La BCE a abaissé son taux de dépôt au niveau le plus bas jamais enregistré (-0,5%) et avait prévu de redémarrer son programme d’assouplissement quantitatif à partir de novembre 2019.

Résidentiel en pénurie

Dans un rapport sur le résidentiel européen, on constate que les perspectives de ce secteur restent très attrayantes alors que les nouvelles générations optent de plus en plus pour vivre et travailler dans les grandes villes, ce qui exerce une pression sur l’offre. L’offre de logements neufs et abordables augmente, parallèlement à l’augmentation de la demande d’appartements modernes à proximité des transports et des espaces verts.

À Berlin, le gouvernement local a décidé de réglementer davantage les loyers afin de plafonner les augmentations lorsque la dynamique de l’offre et de la demande est aiguë dans le secteur immobilier. Les développements de nouvelles constructions sont exemptés de restrictions pour encourager la poursuite des investissements.

Le secteur de l’immobilier commercial en augmentation

Les taux d’urbanisation des villes devraient continuer de croître; les loyers pour les stocks industriels aux bons endroits et avec les meilleures spécifications verront également une augmentation supplémentaire. L’offre de nouveaux espaces est largement inférieure de 30% à son pic post-récession, tandis que la demande au cours des deux dernières années a été supérieure de 40% à la moyenne à long terme. Cette inadéquation a vu le développement s’accélérer, bien que plus de 80% des réalisations en 2017 aient été motivées par une activité de prélocation, les occupants s’étant engagés à moderniser leurs installations pour les rendre plus efficaces.

La valeur comparative et les perspectives de croissance se retrouvent également dans le secteur industriel multi-location à travers l’Europe continentale.
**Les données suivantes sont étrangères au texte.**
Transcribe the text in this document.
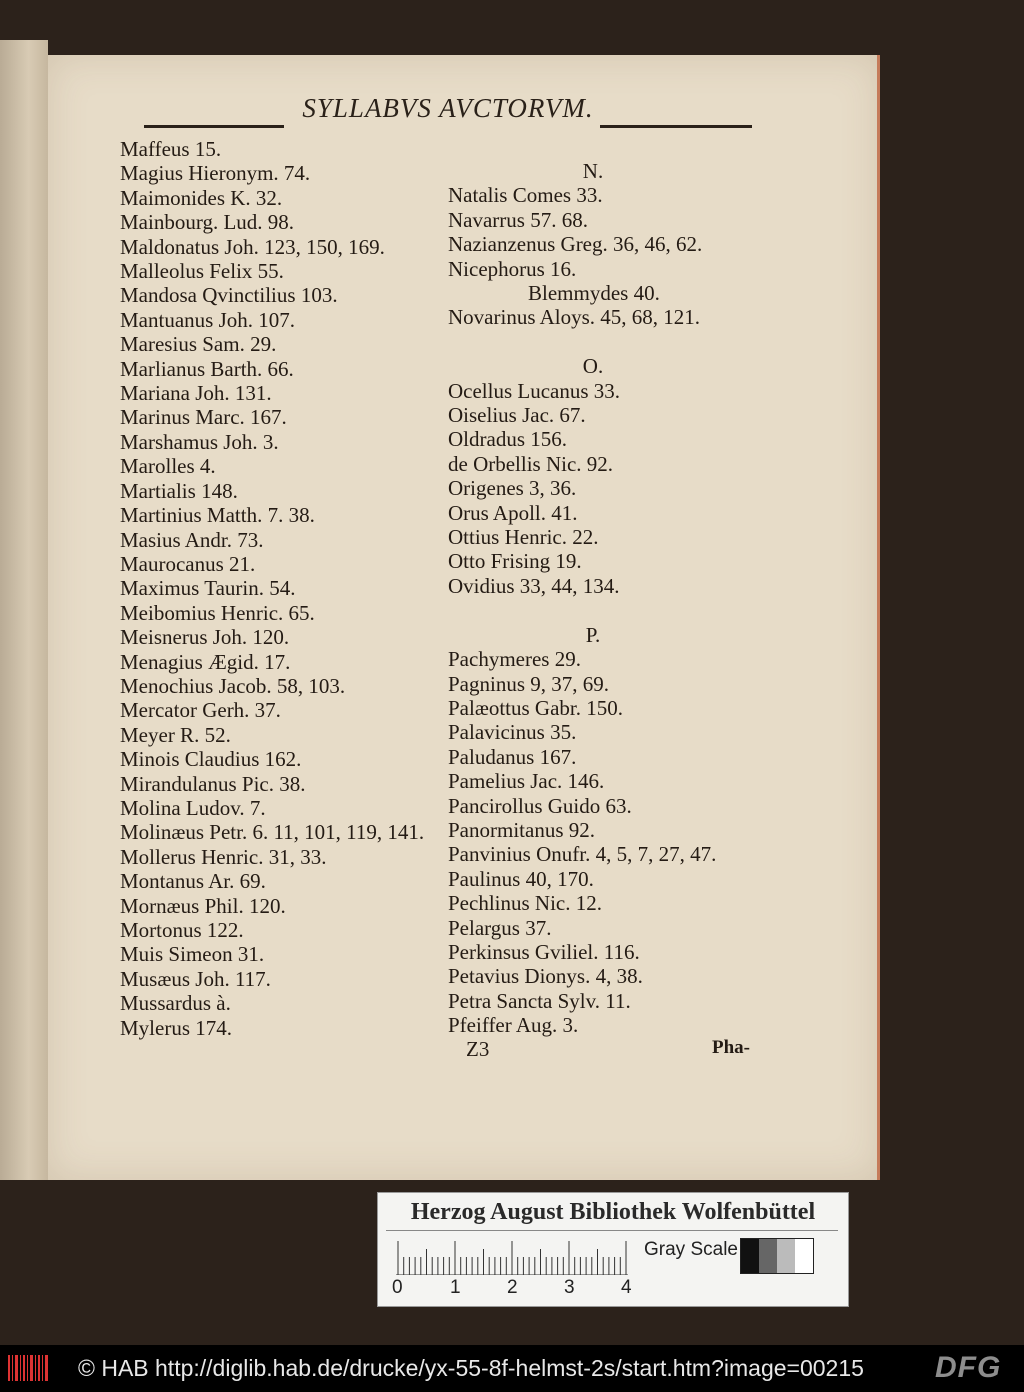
SYLLABVS AVCTORVM.
Maffeus 15.
Magius Hieronym. 74.
Maimonides K. 32.
Mainbourg. Lud. 98.
Maldonatus Joh. 123, 150, 169.
Malleolus Felix 55.
Mandosa Qvinctilius 103.
Mantuanus Joh. 107.
Maresius Sam. 29.
Marlianus Barth. 66.
Mariana Joh. 131.
Marinus Marc. 167.
Marshamus Joh. 3.
Marolles 4.
Martialis 148.
Martinius Matth. 7. 38.
Masius Andr. 73.
Maurocanus 21.
Maximus Taurin. 54.
Meibomius Henric. 65.
Meisnerus Joh. 120.
Menagius Ægid. 17.
Menochius Jacob. 58, 103.
Mercator Gerh. 37.
Meyer R. 52.
Minois Claudius 162.
Mirandulanus Pic. 38.
Molina Ludov. 7.
Molinæus Petr. 6. 11, 101, 119, 141.
Mollerus Henric. 31, 33.
Montanus Ar. 69.
Mornæus Phil. 120.
Mortonus 122.
Muis Simeon 31.
Musæus Joh. 117.
Mussardus à.
Mylerus 174.
N.
Natalis Comes 33.
Navarrus 57. 68.
Nazianzenus Greg. 36, 46, 62.
Nicephorus 16.
Blemmydes 40.
Novarinus Aloys. 45, 68, 121.
O.
Ocellus Lucanus 33.
Oiselius Jac. 67.
Oldradus 156.
de Orbellis Nic. 92.
Origenes 3, 36.
Orus Apoll. 41.
Ottius Henric. 22.
Otto Frising 19.
Ovidius 33, 44, 134.
P.
Pachymeres 29.
Pagninus 9, 37, 69.
Palæottus Gabr. 150.
Palavicinus 35.
Paludanus 167.
Pamelius Jac. 146.
Pancirollus Guido 63.
Panormitanus 92.
Panvinius Onufr. 4, 5, 7, 27, 47.
Paulinus 40, 170.
Pechlinus Nic. 12.
Pelargus 37.
Perkinsus Gviliel. 116.
Petavius Dionys. 4, 38.
Petra Sancta Sylv. 11.
Pfeiffer Aug. 3.
Z3	Pha-
Herzog August Bibliothek Wolfenbüttel
0 1 2 3 4
Gray Scale
© HAB http://diglib.hab.de/drucke/yx-55-8f-helmst-2s/start.htm?image=00215 DFG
Au Royaume-Uni, l’intérêt considérable des investisseurs pour ce sous-secteur a entraîné une évolution des prix vers une prime par rapport à la logistique des Big Box. En Europe, il reste en moyenne une bonne remise de 150 points de base pour les lotissements urbains. Reflétant une forte demande d’espace en centre-ville, les niveaux de location ont surpassé davantage d’actifs logistiques régionaux, augmentant de 3% par an au cours des trois dernières années. Les loyers principaux représentent une augmentation de 35 %.

Il est à noter qu’étant donné que les investisseurs se concentrent de plus en plus sur le revenu en tant que principale composante des rendements immobiliers à long terme, les marchés qui équilibrent le rendement, le potentiel de croissance et la volatilité offrent de plus grandes possibilités de cibler des actifs sûrs et générateurs de revenus. Même dans les principaux quartiers d’affaires centraux comme Paris, les taux d’inoccupation sont exceptionnellement bas, ce qui permet aux investisseurs de prendre un risque mesuré de location ou d’investissement pour obtenir des rendements plus élevés ajustés au risque.

Les marchés nordiques comme Utrecht, Bruxelles et Luxembourg offrent une des meilleures valeurs avec un risque de baisse limité. Le manque de nouveaux approvisionnements dans les villes allemandes signifie qu’elles offrent actuellement un potentiel de croissance moyen à élevé. Par comparaison, les villes allemandes avec des taux de d’inoccupation record comme Berlin et Munich offrent certains des meilleurs potentiels de croissance des revenus.